From the representation theory of vertex operator algebras to modular tensor categories in conformal field theory

Two-dimensional conformal quantum field theory (CFT) has inspired an immense amount of mathematics and has interacted with mathematics in very rich ways, in great part through the mathematically dynamic world of string theory. One notable example of this interaction is provided by Verlinde's conjecture: E. Verlinde (1) conjectured that certain matrices formed by numbers called the “fusion rules” in a “rational” CFT are diagonalized by the matrix given by a certain natural action of a fundamental modular transformation (essentially, a certain distinguished element of the group of two-by-two matrices of determinant one with integer entries). His conjecture led him to the “Verlinde formula” for the fusion rules and, more generally, for the dimensions of spaces of “conformal blocks” on Riemann surfaces of arbitrary genera. A great deal of progress has been achieved in interpreting and proving Verlinde's (physical) conjecture and the Verlinde formula in mathematical settings, in the case of the Wess–Zumino–Novikov-Witten models in CFT, which are based on affine Lie algebras.
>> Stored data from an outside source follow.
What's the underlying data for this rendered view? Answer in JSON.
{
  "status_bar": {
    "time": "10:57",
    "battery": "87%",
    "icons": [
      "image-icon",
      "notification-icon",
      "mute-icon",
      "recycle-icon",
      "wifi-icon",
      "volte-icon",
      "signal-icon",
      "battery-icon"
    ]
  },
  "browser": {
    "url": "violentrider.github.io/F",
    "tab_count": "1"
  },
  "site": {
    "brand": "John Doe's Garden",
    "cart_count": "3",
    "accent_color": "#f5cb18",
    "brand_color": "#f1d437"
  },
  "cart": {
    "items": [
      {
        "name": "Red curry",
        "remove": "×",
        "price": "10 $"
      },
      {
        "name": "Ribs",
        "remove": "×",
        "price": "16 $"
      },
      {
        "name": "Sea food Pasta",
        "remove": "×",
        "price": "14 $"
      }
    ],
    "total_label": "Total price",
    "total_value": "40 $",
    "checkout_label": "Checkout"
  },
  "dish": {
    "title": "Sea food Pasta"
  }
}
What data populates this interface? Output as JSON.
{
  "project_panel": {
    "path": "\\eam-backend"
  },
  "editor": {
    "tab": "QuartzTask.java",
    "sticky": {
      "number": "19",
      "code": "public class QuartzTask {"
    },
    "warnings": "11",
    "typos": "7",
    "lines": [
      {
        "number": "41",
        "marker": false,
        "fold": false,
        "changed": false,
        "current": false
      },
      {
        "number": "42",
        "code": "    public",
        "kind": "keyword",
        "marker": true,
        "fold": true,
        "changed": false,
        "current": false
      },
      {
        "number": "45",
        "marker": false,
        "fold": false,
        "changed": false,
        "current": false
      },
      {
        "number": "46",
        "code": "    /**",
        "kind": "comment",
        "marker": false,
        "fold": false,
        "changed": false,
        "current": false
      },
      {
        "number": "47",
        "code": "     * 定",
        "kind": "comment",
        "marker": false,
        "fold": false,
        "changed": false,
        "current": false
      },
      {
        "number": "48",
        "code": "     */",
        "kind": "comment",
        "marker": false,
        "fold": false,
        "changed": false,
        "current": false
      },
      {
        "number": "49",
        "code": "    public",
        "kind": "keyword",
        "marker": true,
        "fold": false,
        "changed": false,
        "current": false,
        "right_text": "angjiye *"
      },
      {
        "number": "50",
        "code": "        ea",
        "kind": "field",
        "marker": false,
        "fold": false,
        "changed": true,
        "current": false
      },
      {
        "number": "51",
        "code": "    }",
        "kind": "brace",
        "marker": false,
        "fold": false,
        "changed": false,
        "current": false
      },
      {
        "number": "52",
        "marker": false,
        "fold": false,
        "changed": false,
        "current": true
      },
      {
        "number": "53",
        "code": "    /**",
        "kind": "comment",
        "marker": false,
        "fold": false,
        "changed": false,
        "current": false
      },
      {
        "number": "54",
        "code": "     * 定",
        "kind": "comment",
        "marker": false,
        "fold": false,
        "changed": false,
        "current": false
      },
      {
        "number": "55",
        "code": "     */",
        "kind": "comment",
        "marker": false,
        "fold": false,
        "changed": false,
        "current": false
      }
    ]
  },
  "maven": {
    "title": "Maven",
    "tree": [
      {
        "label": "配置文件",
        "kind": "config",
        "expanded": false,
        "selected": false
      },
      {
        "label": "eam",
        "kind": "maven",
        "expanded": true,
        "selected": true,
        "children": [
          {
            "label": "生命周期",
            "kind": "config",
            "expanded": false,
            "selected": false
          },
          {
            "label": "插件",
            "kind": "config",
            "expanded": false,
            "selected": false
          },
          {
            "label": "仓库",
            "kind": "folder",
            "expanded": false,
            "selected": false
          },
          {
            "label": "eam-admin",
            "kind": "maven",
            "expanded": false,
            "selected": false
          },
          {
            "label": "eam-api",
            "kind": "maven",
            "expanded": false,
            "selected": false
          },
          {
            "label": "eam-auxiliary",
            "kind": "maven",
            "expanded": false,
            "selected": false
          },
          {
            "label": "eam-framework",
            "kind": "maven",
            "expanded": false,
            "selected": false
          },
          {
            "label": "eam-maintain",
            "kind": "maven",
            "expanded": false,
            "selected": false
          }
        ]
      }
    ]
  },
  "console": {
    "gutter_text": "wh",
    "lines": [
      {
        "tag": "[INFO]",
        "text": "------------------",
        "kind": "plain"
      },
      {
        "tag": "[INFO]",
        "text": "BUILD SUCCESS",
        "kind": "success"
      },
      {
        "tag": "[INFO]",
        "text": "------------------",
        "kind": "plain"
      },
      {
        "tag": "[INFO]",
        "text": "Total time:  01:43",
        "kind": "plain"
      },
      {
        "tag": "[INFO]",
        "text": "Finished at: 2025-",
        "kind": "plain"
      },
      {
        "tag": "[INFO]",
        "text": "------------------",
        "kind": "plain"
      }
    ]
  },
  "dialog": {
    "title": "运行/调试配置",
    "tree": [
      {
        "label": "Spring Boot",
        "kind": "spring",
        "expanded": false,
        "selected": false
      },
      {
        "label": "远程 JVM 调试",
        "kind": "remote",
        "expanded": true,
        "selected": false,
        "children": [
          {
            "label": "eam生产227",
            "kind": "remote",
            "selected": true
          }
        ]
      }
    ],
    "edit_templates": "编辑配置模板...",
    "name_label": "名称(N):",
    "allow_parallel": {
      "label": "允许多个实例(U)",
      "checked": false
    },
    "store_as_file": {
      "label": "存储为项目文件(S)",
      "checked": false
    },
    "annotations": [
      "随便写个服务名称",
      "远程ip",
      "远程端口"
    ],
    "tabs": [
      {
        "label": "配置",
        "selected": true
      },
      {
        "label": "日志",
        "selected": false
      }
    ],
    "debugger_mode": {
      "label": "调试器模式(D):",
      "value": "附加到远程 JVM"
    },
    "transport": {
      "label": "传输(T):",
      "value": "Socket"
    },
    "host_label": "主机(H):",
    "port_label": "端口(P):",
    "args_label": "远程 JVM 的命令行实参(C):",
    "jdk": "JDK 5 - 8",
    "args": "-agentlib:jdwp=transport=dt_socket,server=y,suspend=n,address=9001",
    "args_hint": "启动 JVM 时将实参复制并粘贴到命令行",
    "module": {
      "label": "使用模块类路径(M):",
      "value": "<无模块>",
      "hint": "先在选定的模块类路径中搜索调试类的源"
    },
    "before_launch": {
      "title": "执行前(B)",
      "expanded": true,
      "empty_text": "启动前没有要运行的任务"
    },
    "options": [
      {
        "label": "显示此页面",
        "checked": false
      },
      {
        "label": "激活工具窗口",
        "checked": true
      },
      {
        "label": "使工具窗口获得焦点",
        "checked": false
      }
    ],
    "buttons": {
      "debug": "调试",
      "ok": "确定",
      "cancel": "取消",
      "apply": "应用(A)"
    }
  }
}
On the other hand, Moore and Seiberg (2, 3) showed, on a physical level of rigor, that the general form of the Verlinde conjecture is a consequence of the axioms for rational CFTs, thereby providing a conceptual understanding of the conjecture. In the process, they formulated a CFT analogue, later termed “modular tensor category” (discussed in refs. 4 and 5) by I. Frenkel, of the classical …